Um dos motivos, segundo ela, é que a tentativa de exclusão costuma usar como base o endereço da página na internet (URL). Ou seja, a vítima precisa apontar na Justiça — caso tenha aberto um processo — todos os links que deseja que sejam indisponibilizados.

Só que nem sempre a pessoa consegue identificar todos eles. Nesse caso, seria preciso acionar a Justiça diversas vezes cada vez novas URLs relacionadas fossem descobertas, acrescenta. "Para quem não tem recursos financeiros suficientes, a remoção do conteúdo pode ficar inviabilizada", diz Pinheiro. Os deepfakes entrariam nisso.

Além da dificuldade da remoção, outro problema é identificar o autor da criação. Em casos de viralização, é muito mais difícil rastrear a origem do vídeo. Se identificado, entretanto, a pessoa responsável pode ser condenada a detenção de seis meses a 1 ano, além de multa, explica a advogada.

Seus direitos no Brasil

Em Black Mirror, Joan não consegue processar a Streamberry porque, segundo sua advogada, os termos e condições da plataforma são muito detalhistas e claros sobre o uso da imagem dela. O mesmo acontece depois com a Salma Hayek, que acusa a plataforma de a enganar quanto ao acordo.

O alerta que a série deixa é o quão importante é ler e entender o que dizem as regras uso e de privacidade das plataformas que utilizamos diariamente. São nesses documentos que uma empresa é obrigada por lei a dizer o que vai fazer com os nossos dados, como serão usados, protegidos e com quem ela irá compartilhá-los.

A LGPD (Lei Geral de Proteção de Dados) determina que todo esse detalhamento esteja claro e de fácil compreensão aos usuários.

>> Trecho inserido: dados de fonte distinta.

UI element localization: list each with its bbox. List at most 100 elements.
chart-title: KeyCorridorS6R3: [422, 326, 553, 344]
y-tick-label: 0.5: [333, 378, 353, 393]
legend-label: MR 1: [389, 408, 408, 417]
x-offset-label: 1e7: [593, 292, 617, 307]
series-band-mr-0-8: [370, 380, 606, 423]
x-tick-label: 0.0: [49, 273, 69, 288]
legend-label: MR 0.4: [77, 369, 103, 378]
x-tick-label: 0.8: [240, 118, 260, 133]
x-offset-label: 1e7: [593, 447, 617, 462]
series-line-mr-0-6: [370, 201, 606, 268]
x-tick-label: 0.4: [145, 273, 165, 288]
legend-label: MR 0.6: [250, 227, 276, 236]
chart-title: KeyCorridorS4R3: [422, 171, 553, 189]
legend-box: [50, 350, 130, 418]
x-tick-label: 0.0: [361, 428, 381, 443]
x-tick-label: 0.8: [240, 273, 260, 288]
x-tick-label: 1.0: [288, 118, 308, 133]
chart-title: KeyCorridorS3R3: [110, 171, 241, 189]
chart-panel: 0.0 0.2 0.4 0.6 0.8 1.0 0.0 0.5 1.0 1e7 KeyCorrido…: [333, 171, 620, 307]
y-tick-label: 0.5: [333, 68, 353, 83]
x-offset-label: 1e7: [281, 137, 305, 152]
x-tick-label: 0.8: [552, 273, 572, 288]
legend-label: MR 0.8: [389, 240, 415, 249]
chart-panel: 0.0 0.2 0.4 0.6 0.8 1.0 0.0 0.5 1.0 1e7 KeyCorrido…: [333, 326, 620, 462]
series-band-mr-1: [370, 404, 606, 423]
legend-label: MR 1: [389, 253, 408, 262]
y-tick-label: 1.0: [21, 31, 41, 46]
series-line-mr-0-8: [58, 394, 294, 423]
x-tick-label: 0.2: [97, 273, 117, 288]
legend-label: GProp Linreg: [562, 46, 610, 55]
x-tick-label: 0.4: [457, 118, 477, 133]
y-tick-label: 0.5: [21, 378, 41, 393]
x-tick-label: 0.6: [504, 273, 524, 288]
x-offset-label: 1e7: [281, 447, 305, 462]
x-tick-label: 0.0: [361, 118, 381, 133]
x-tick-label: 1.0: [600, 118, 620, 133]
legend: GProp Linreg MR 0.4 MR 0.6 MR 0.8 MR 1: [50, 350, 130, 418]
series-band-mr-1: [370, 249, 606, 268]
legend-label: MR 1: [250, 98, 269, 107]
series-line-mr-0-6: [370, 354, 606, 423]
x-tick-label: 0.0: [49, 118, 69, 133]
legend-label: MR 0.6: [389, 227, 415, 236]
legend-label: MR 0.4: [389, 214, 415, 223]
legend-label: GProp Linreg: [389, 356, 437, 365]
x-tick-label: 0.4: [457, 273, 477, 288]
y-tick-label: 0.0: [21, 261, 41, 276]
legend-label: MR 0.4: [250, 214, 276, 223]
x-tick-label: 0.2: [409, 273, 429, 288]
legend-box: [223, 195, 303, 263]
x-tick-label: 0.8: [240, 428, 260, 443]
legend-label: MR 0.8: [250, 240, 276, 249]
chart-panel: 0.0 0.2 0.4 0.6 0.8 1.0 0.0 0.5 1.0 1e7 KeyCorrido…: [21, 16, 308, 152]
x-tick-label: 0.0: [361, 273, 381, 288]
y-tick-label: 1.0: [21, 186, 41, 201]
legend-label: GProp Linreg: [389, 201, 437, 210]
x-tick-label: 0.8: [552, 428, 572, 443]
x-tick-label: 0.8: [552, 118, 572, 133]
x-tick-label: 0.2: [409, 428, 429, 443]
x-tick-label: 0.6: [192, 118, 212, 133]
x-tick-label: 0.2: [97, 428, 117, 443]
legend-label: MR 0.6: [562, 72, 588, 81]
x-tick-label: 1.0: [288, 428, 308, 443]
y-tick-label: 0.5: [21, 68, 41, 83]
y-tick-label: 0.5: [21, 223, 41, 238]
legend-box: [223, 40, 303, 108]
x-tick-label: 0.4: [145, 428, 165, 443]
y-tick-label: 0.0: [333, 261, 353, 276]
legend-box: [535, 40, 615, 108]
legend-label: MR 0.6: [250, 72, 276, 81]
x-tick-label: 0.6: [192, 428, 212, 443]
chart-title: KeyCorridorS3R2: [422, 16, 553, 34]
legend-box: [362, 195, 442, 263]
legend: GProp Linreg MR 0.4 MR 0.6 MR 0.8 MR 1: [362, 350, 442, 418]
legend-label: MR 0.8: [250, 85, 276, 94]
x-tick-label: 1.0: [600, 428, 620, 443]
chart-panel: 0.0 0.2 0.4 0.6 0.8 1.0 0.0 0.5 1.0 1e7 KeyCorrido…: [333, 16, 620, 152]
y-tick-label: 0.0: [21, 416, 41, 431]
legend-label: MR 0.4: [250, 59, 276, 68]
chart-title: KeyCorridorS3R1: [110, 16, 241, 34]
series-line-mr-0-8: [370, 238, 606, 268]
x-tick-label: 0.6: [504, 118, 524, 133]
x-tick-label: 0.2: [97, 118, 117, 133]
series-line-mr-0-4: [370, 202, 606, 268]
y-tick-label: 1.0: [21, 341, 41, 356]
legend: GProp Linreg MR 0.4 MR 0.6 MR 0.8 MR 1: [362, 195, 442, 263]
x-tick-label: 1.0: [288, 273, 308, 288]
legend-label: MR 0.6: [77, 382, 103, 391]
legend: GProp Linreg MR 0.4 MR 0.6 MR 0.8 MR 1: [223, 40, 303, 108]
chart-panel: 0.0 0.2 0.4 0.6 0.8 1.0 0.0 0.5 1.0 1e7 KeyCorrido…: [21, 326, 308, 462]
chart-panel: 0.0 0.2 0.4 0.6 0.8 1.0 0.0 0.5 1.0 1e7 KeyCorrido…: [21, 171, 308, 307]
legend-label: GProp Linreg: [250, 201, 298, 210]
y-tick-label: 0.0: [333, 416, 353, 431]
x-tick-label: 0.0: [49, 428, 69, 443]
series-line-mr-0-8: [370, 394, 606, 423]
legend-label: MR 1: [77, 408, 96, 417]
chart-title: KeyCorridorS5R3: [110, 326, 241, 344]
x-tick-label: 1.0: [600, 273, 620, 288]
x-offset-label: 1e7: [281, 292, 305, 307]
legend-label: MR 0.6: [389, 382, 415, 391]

A falta de transparência em um contrato similar aqui no Brasil anularia o consentimento da pessoa que o assinou, explica Pinheiro. Sendo assim: nenhuma empresa poderia pegar sua imagem ou voz e simplesmente dar vida a um personagem sem que você pudesse fazer algo a respeito, como ocorreu com Joan.

A LGPD determina ainda que todas as empresas são obrigadas a eliminar quaisquer informações coletadas (salvo exceções), mesmo que inicialmente elas tenham sido fornecidas de forma consentida. A LGPD protege e trabalha com as definições abaixo:

Dados pessoais: informações que permitem identificar uma pessoa. Exemplos: nome, RG, CPF, gênero, data e local de nascimento, telefone, endereço residencial, localização via GPS, foto, prontuário de saúde, cartão bancário, renda, histórico de pagamentos, hábitos de consumo, preferências de lazer, endereço de IP, cookies.

Dados pessoais sensíveis: permitem a identificação de alguém e possuem camadas que exigem ainda mais cuidado na hora de seu tratamento. Ex.: informações sobre crianças e adolescentes, origem racial ou étnica, convicções religiosas ou filosóficas, opiniões políticas, filiação sindical, dados genéticos, biométricas, de saúde ou vida sexual - no caso da série Black Mirror, muitos dados sensíveis são usados pela empresa de streaming.

Consentimento: autorização que o titular dos dados pessoais dá para empresas públicas e privadas para coletá-los e usá-los. Caso a pessoa não aceite, nada poderá ser feito com as informações pessoais.

Finalidade: obrigação de as organizações informarem de modo claro o objetivo da coleta dos dados pessoais.

*Com matéria de Vinícius de Oliveira, publicada em agosto de 2021.